La monographie de Simon est divisée en une face A et une face B, bien que certains de ses éléments les plus convaincants émanent du revers.

À l'intérieur du magasin de musique du Caire Mazzika Zaman. Photo par Andrew Simon.

Le chapitre 1 décrit comment les cassettes ont commencé à dominer le marché médiatique égyptien et le paysage sonore au milieu des années 1970, une période où l'économie du pays s'est orientée de manière agressive vers le capitalisme et la privatisation sous la politique infitah (« ouverture ») du président Anwar Sadat.
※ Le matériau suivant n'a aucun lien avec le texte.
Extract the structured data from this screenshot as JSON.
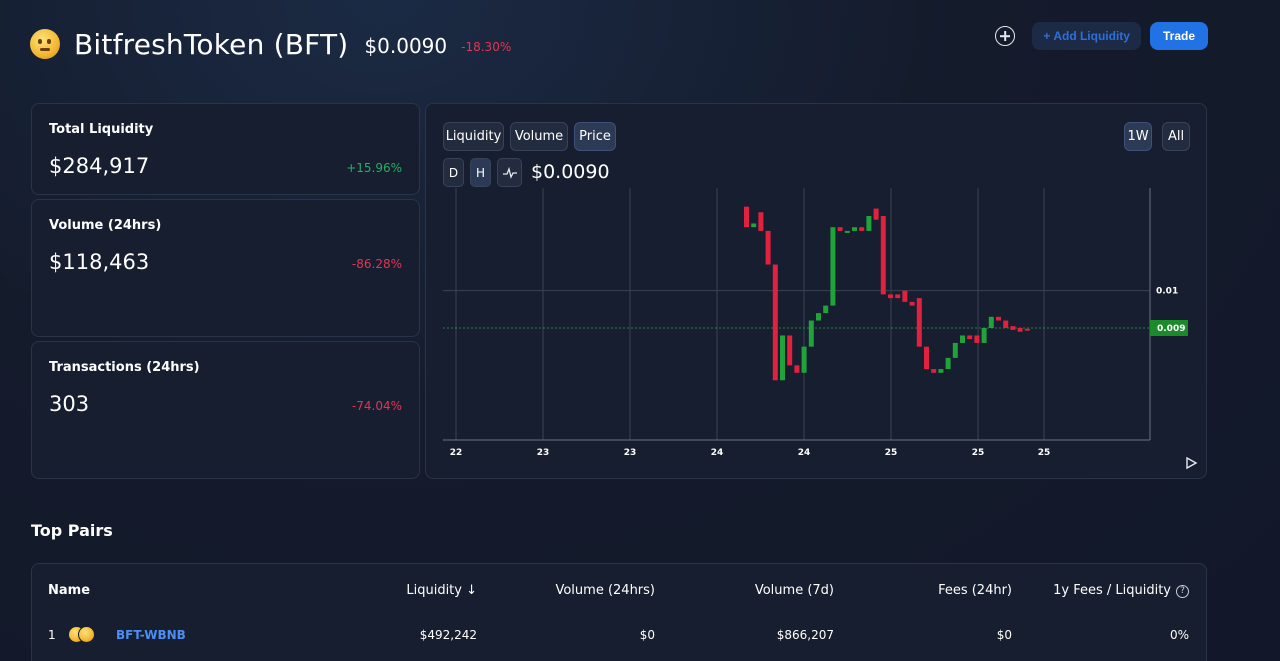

Ce que Simon appelle la « culture de la cassette » a été soutenu par une culture de la consommation qui s’est d’abord développée sous Sadate et qui a ensuite pris de l’ampleur sous Husni Moubarak.

Au début des années 1980, des millions de kilogrammes de marchandises commerciales transitaient par l'aéroport international du Caire et d'autres points d'entrée – un tournant radical par rapport à la situation sous le précédent président égyptien, Gamal Abdel Nasser. Au milieu des réfrigérateurs, des lave-linge et des sèche-linge se trouvaient des lecteurs de cassettes, que les élites politiques ont adopté avec empressement. Ils ont également été repris par des musiciens confirmés comme ʿAbd al-Halim Hafiz, ʿAli Ismaʿil et Farid al-Atrash. En effet, au départ, les lecteurs de cassettes étaient associés à ces personnalités publiques plutôt qu’aux « masses ». Des images de lecteurs de cassettes affichées en bonne place dans les salons et sur les terrasses des riches étaient diffusées au public par le biais de périodiques contrôlés par l’État, contribuant ainsi à définir le foyer égyptien « moderne ». À mesure que les prix des machines baissaient, les Égyptiens de la classe moyenne et même de la classe ouvrière se sont retrouvés en mesure d’atteindre cet idéal.